Los ámbitos sociales permanecen como telones de fondo: pasillos, góndolas y artículos del supermercado (presencia absorbente durante toda la primera mitad) y ambientes de la vida doméstica de ambos, marcados por la ordenada asepsia de la casa de Pierre y un palpable agobio en la de ella. La cámara observa desde detrás de un ventanal un festejo en honor de Marie-Do, sugiriendo que aún en ese momento de aparente alegría el encierro continúa, mientras que su borrachera en medio de un baile hace que aflore el desprecio de su troglodítico marido (el español Sergi López, versátil como siempre). Acompasada por una música à la Erik Satie, de pocas notas melancólicas al piano, la escasez de apuntes difumina el contexto y deja librada la película entera a la carga de verdad que el rostro de los actores pueda transparentar. Como el de Pierre es puraopacidad, en el papel de Marie-Do se agiganta hasta límites indecibles la figura de la italiana, radicada en Francia, Valeria Bruni-Tedeschi.

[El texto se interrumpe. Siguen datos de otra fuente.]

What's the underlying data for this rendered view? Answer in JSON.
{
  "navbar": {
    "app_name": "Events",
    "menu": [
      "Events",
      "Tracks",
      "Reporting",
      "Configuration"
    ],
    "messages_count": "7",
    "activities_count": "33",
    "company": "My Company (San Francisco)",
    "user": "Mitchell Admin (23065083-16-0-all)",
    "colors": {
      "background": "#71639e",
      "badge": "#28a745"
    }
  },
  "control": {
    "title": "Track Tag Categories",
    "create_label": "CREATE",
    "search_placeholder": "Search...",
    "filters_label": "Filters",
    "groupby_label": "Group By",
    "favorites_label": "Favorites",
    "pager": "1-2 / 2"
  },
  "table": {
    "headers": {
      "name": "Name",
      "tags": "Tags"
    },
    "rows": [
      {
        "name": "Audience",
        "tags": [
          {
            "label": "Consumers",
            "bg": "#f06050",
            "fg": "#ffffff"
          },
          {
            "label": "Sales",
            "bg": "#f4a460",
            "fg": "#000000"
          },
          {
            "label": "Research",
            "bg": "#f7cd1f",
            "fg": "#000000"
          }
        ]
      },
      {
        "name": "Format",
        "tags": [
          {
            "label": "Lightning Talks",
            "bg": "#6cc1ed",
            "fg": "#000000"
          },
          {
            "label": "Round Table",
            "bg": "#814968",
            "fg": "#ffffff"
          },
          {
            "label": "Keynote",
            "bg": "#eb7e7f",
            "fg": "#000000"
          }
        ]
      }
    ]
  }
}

Nada que ver sería la mitad de lo que es si no fuera por Bruni-Tedeschi, cuya fabulosa entrega íntima a cada uno de sus personajes pudo ser apreciada ya en películas como El hombre que perdió su sombra y La vida no me da temor, premiada esta última en la edición 2000 del Festival de Buenos Aires. Su rostro es como un mapa emocional en el que se dibuja, de modo casi secreto, el territorio entero de la intimidad. A lo largo de Nada que ver, es posible y hasta aconsejable abstraer todo lo que la rodea y concentrarse en cada mirada esquiva y anhelante, cada semisonrisa ladeada, cada emisión de voz de Bruni-Tedeschi (que parecería hablar siempre con su último suspiro) para comprender, de un solo golpe, cuál es la clase de profunda desolación contra la que Marie-Do combate, con callado y conmovedor heroísmo. Ella es la película misma, su corazón emocional, su sentido, grandeza y razón de ser.